As a senior U.K. Treasury official and policy director of the Commission for Africa, a British-sponsored advisory body, Stern is drafting an ambitious package of aid, trade and debt-relief initiatives that Prime Minister Tony Blair will promote in June when he chairs the Group of Eight meeting in Scotland. Stern traveled to South Africa last month with his boss, Chancellor of the Exchequer Gordon Brown, who called the package a Marshall Plan for Africa.
Stern aims to build on the African Union's New Partnership for Africa's Development, under which African leaders have committed to making political and economic reforms in return for increased aid. He proposes to relieve debt owed by the poorest African nations to the international financial institutions by selling or revaluing IMF gold to pay off debts to the fund and having wealthy countries assume African debt owed to the World Bank. He is also arguing for the creation of an international finance facility that would securitize future aid commitments from donor nations, thus generating up to $50 billion a year in additional funds for poor countries.
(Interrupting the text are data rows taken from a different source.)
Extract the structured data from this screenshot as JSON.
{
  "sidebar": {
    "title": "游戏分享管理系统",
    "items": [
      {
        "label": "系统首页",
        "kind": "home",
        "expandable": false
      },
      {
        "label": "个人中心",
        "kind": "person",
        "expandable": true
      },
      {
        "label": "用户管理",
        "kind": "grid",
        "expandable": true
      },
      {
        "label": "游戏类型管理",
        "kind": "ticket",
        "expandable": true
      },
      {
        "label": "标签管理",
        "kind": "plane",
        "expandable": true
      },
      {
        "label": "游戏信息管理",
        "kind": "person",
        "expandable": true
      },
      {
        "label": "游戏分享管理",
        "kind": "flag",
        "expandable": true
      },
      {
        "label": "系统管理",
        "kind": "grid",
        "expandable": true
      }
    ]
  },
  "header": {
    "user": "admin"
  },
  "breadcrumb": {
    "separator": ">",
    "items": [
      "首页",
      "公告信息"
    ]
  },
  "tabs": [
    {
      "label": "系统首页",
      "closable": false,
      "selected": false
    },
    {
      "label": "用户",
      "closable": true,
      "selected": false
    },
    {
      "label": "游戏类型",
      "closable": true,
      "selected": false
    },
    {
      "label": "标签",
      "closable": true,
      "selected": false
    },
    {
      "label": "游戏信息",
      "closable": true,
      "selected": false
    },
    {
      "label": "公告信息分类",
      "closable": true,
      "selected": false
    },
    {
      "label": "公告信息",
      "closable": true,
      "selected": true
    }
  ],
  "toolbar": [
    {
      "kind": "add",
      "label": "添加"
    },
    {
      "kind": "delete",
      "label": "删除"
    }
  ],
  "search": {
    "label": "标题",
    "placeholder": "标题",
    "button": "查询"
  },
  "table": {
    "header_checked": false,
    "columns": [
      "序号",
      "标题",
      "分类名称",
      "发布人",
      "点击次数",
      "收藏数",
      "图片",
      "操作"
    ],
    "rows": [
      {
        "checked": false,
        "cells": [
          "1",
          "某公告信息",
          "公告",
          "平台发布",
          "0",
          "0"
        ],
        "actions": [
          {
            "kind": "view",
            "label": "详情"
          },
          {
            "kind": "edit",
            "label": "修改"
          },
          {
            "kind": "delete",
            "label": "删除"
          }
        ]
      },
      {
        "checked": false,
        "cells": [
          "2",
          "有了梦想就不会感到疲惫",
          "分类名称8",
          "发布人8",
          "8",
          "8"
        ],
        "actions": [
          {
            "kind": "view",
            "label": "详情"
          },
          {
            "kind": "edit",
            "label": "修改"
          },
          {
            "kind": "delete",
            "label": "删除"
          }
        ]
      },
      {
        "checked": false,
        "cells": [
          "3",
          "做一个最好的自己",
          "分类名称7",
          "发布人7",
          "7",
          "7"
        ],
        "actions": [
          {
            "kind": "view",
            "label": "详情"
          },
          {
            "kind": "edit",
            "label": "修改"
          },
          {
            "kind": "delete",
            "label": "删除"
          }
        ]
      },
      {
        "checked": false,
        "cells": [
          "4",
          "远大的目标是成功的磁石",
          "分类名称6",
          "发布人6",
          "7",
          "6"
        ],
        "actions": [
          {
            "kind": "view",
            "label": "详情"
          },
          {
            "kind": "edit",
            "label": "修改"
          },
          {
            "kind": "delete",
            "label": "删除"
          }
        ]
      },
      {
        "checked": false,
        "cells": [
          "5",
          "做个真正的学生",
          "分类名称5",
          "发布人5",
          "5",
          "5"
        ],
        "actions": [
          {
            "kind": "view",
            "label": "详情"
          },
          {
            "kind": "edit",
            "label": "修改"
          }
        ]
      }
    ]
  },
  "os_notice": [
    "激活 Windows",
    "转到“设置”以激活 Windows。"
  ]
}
The U.S. Treasury has opposed the facility as excessive and incompatible with U.S. budgetary laws. Blair's relationship with George W. Bush will be put to the test as he attempts to persuade the president to override those objections.
Stern, a former World Bank chief economist, says the time is ripe to capitalize on positive developments in Africa by sharply increasing aid. "The past few years have seen strong moves in a positive direction in many parts of Africa," he says. "There's more to support. Resources will be more effective."